Detection: Chemiluminescence with exposure times of 30 seconds (A and B).
Detection of Human NF-kappaB1 by Western Blot and Immunoprecipitation.

Samples: Whole cell lysate from HeLa (H; 50 mcg) and Jurkat (J; 50 mcg for Western Blot; 1 mg for IP, 20% of IP loaded) cells.

Antibodies: Affinity purified rabbit anti-NF-kappaB1 antibody A301-820A used for WB at 0.04 mcg/ml (A) and 0.4 mcg/ml (B) and used for IP at 3 mcg/mg lysate. NF-kappaB1 was also immunoprecipitated by rabbit anti-NF-kappaB1 antibody A301-819A, which recognizes an upstream epitope. For blotting immunoprecipitated NF-kappaB1, the ReliaBLOT® Reagents and Procedures (Cat. No. WB120) were used.

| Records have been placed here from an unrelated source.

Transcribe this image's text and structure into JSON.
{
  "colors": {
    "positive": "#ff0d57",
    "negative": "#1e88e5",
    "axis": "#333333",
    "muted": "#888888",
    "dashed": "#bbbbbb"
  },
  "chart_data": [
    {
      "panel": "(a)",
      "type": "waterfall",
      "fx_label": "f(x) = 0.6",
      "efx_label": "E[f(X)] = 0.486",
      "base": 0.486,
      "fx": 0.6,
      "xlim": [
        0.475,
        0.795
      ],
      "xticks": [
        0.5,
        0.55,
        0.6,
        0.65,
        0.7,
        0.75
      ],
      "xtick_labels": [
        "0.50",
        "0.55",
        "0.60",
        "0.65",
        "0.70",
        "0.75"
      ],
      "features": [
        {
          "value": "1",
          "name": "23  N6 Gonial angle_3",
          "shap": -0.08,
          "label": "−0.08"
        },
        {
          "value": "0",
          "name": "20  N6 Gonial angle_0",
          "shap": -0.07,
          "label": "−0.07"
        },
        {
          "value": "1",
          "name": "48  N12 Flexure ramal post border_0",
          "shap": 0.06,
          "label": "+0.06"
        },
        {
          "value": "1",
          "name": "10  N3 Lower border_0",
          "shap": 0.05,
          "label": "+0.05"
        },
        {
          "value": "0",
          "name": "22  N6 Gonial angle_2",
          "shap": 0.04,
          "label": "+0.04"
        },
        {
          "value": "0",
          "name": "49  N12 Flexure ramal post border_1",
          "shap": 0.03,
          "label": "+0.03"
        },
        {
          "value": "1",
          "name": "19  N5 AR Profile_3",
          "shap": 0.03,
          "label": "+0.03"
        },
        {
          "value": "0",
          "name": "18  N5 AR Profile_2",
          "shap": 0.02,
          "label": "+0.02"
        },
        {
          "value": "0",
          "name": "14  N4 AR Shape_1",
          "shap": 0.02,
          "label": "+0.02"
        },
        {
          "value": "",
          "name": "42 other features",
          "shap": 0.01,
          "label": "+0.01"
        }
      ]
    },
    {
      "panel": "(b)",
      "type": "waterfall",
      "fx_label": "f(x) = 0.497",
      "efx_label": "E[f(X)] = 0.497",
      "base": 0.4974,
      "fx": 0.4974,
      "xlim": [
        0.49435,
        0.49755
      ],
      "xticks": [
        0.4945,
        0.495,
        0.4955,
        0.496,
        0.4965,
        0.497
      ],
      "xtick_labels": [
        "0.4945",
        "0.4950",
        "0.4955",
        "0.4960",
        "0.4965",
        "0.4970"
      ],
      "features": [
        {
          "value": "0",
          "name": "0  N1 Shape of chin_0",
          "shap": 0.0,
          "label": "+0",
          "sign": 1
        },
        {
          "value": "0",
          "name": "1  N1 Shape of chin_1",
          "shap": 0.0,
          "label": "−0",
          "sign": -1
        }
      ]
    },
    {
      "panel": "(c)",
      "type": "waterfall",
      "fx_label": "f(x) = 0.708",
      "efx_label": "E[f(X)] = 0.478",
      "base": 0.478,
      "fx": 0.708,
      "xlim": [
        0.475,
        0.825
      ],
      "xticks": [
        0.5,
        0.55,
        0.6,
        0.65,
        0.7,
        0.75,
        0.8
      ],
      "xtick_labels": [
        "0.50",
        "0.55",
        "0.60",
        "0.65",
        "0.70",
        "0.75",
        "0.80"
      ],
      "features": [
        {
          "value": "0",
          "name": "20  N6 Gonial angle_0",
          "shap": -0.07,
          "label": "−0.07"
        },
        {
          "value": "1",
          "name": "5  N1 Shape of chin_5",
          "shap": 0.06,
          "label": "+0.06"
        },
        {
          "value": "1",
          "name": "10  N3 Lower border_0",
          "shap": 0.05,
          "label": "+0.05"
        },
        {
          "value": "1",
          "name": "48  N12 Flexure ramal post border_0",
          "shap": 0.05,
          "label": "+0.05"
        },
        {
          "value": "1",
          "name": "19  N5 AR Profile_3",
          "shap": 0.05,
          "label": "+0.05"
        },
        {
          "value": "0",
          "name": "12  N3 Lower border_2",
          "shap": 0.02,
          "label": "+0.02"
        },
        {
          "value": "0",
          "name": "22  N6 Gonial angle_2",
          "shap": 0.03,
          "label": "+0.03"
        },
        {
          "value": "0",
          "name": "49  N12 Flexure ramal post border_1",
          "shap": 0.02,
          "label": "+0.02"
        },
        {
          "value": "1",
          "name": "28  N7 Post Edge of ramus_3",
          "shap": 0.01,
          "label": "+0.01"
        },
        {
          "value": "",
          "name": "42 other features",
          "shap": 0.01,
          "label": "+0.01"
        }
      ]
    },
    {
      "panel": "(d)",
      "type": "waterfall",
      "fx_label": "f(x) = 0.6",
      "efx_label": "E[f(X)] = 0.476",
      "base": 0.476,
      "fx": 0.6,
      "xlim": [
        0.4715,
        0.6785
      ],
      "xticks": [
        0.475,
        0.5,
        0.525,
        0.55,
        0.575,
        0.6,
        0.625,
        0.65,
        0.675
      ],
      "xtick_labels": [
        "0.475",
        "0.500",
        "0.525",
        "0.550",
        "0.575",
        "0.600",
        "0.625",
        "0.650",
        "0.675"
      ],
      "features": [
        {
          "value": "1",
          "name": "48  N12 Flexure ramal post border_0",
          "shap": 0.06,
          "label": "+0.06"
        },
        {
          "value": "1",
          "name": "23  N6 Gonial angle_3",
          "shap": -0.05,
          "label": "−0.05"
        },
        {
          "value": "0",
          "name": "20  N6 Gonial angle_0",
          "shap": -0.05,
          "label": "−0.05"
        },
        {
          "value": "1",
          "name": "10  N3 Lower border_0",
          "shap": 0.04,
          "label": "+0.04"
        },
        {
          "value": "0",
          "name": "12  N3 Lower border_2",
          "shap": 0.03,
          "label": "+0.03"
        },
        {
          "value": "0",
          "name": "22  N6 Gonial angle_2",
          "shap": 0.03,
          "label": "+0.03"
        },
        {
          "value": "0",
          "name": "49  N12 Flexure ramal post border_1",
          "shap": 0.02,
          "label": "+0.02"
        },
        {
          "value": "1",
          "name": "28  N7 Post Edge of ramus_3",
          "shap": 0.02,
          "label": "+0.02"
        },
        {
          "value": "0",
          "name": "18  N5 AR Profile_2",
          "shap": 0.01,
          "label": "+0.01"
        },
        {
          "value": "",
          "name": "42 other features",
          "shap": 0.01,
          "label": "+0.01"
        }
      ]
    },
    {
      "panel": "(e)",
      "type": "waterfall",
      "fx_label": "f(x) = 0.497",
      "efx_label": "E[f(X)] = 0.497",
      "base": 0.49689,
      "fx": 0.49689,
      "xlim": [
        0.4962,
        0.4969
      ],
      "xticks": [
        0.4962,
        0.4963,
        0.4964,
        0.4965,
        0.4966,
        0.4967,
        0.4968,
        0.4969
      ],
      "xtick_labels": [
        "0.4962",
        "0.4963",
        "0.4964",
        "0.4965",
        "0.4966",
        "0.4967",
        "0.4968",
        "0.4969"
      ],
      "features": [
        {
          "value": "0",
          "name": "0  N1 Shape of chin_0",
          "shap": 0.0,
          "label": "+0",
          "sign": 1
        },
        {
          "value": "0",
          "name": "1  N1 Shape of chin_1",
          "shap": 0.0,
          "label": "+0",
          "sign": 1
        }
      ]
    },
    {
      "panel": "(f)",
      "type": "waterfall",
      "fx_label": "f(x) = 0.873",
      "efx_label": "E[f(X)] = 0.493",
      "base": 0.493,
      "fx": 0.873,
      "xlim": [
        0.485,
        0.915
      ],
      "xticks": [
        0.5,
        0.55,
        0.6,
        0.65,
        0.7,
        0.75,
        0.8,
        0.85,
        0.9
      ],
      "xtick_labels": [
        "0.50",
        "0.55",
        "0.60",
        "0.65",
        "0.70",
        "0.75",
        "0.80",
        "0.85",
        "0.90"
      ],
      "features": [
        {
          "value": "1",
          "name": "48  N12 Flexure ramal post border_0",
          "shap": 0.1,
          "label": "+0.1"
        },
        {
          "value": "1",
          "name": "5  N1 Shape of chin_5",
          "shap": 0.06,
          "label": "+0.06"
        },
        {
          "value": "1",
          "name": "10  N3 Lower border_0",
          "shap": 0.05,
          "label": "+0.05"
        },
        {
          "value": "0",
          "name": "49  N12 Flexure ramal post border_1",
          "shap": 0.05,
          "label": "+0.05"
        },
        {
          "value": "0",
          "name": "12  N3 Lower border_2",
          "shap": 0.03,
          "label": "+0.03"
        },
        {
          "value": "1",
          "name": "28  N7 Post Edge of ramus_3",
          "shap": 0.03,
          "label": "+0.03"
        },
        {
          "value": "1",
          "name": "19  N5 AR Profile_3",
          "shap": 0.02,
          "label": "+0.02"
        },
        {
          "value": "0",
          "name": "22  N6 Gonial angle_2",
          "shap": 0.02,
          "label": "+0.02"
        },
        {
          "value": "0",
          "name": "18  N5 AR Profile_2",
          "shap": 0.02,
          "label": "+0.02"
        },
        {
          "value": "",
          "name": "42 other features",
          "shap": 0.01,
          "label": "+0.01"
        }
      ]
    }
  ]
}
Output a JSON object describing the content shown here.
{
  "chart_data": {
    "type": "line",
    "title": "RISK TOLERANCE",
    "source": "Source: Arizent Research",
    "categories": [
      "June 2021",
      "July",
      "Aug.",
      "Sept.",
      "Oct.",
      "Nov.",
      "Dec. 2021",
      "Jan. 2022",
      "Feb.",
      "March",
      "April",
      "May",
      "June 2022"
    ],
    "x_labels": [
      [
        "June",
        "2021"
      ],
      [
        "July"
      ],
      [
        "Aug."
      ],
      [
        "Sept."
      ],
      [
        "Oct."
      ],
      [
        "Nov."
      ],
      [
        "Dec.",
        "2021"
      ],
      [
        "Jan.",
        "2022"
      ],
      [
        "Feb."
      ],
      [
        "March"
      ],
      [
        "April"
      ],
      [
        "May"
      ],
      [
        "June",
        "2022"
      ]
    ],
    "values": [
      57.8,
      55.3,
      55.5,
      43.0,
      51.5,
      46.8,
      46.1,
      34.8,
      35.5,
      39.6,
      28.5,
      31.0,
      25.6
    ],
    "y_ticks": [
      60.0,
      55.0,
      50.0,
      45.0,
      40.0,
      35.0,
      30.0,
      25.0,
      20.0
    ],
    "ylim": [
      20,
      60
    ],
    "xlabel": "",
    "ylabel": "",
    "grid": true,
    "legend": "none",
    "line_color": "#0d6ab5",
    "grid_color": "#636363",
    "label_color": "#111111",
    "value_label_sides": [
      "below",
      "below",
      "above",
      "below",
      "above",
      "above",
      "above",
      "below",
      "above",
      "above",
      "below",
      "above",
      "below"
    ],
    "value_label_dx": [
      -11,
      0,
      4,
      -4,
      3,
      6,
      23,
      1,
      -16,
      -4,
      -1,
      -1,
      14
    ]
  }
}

Detection: Chemiluminescence with exposure times of 1 minute (A) and 3 seconds (B).

Reference List

Kumar, A., Takada, Y., Boriek, A. M., & Aggarwal, B. B. (2004). Nuclear factor-kappaB: its role in health and disease. J. Mol. Med., 82, 434-448.
Lenardo, M. J. & Baltimore, D. (1989). NF-kappa B: a pleiotropic mediator of inducible and tissue-specific gene control. Cell., 58, 227-229.
Neumann, M. & Naumann, M. (2007). Beyond IkappaBs: alternative regulation of NF-kappaB activity. FASEB J., 21, 2642-2654.
Perkins, N. D. & Gilmore, T. D. (2006). Good cop, bad cop: the different faces of NF-kappaB. Cell Death. Differ., 13, 759-772.
Sen, R. & Baltimore, D. (1986). Multiple nuclear factors interact with the immunoglobulin enhancer sequences. Cell., 46, 705-716.
Stephens, R. M., Rice, N. R., Hiebsch, R. R., Bose, H. R., Jr., & Gilden, R. V. (1983). Nucleotide sequence of v-rel: the oncogene of reticuloendotheliosis virus. Proc. Natl. Acad. Sci. U.S.A., 80, 6229-6233.